現在、アメリカは年に約450億ドルをアフガニスタンでの軍事作戦に投じている。これまでにかかった費用は合計で、8410億ドルから(退役軍人の心身ケアなども計算に入れれば)1兆700億ドルとされる。
軍隊の疲弊も激しい。どれだけの兵士がアフガニスタンに何度派遣されたのか、正確な数は分からない。だがランド研究所によれば、01年の同時多発テロ以来、合計277万人の兵士が世界各地(主として中東と南アジア)へ、延べ540万回も派遣されているという。
7月末までにアフガニスタンで2372人の兵士が死亡し、2万320人が戦闘で重傷を負ったと国防総省は発表している。だがブラウン大学ワトソン国際関係研究所の報告によれば、「少なくとも97万の退役軍人が(アフガニスタンとイラク戦争に従軍したことが原因と認定された)障害を負っている」。
現地住民の被害はもっと甚大だ。ブラウン大学の報告によれば、16年半ばまでに戦闘地域で計17万3000人のアフガン人とパキスタン人が死亡、18万3000人が負傷した。
かつて大英帝国と戦い、1979年のソ連による侵攻にも耐えてきたアフガニスタン。その国にアメリカは乗り込み、一度はタリバン政権を首都カブールから駆逐し、平和と民主主義をもたらすつもりでいた。
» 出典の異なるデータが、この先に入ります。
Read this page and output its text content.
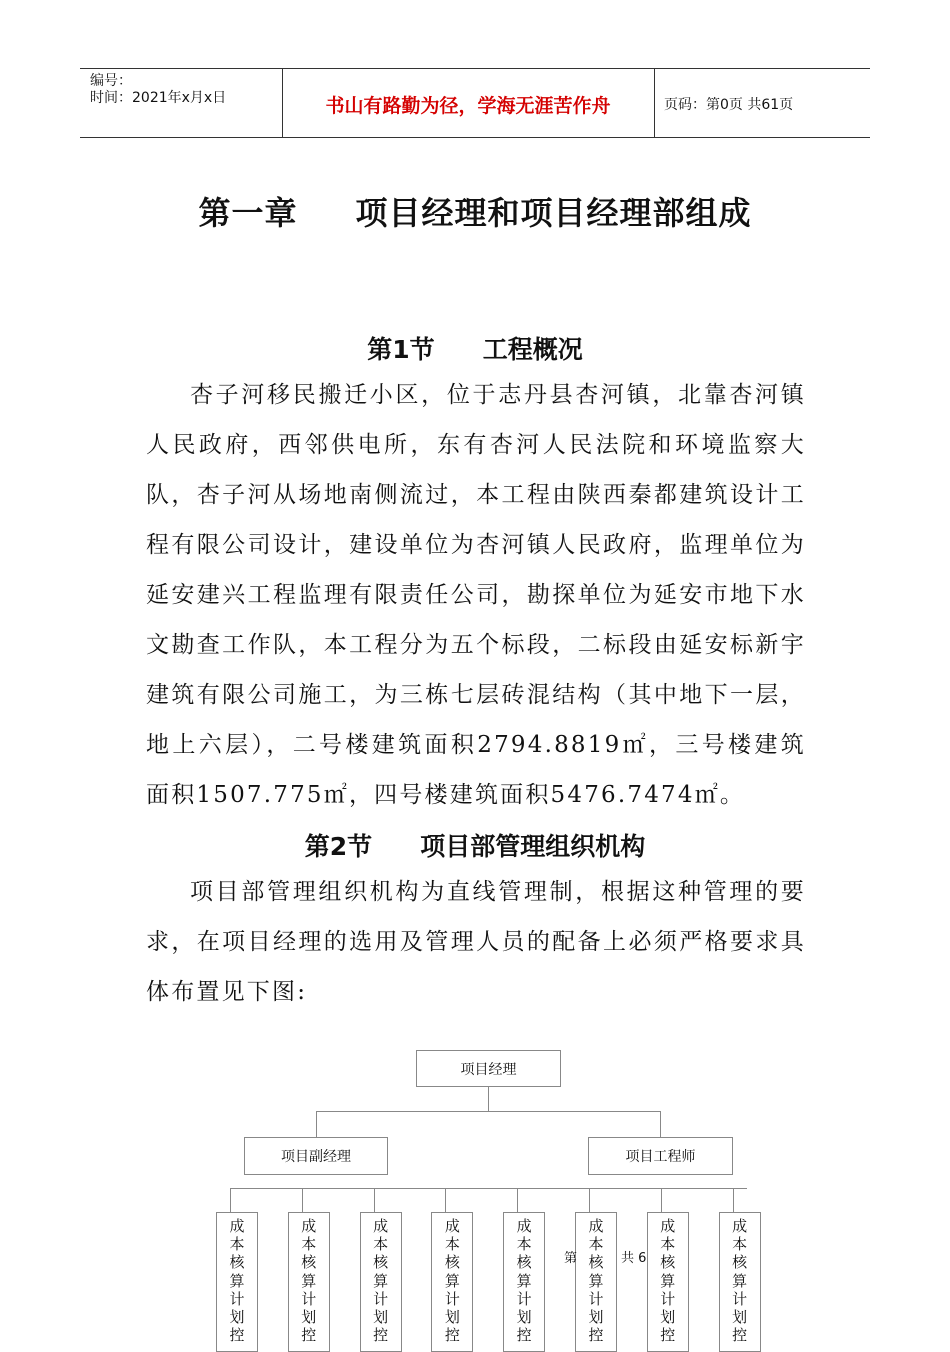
编号：
时间：2021年x月x日	书山有路勤为径，学海无涯苦作舟	页码：第0页 共61页
第一章 项目经理和项目经理部组成
第1节 工程概况

杏子河移民搬迁小区，位于志丹县杏河镇，北靠杏河镇人民政府，西邻供电所，东有杏河人民法院和环境监察大队，杏子河从场地南侧流过，本工程由陕西秦都建筑设计工程有限公司设计，建设单位为杏河镇人民政府，监理单位为延安建兴工程监理有限责任公司，勘探单位为延安市地下水文勘查工作队，本工程分为五个标段，二标段由延安标新宇建筑有限公司施工，为三栋七层砖混结构（其中地下一层，地上六层），二号楼建筑面积2794.8819㎡，三号楼建筑面积1507.775㎡，四号楼建筑面积5476.7474㎡。

第2节 项目部管理组织机构

项目部管理组织机构为直线管理制，根据这种管理的要求，在项目经理的选用及管理人员的配备上必须严格要求具体布置见下图:

项目经理
项目副经理	项目工程师
成
本
核
算
计
划
控
成
本
核
算
计
划
控
成
本
核
算
计
划
控
成
本
核
算
计
划
控
成
本
核
算
计
划
控
成
本
核
算
计
划
控
成
本
核
算
计
划
控
成
本
核
算
计
划
控
第	共 6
しかし夢は破れ、15年には民主化どころかタリバンと現政権の共同統治を視野に、過激派組織を和平交渉に応じさせることを目標にしていた。しかし、このもくろみも失敗に終わった。快進撃に勢いづくタリバンはアシュラフ・ガニ大統領の人気低迷に乗じて、交渉より駐留米軍の完全撤退が先だと態度を硬化させている。
国防総省と国務省は「何とか面目を保てる取引をタリバン側に求めている」と軍事ブログ「ロング・ウォー・ジャーナル」のトーマス・ジョスリンは言う。「タリバンから『帰ってもいい』と言ってもらいたいのだ。タリバン側はとにかく米軍を追い出したい。それだけだ」
ワシントンに広がる噂では、トランプはアフガニスタンを見限るという結論に達している。撤退を20年に開始すべく、近くスケジュールを発表するつもりだという。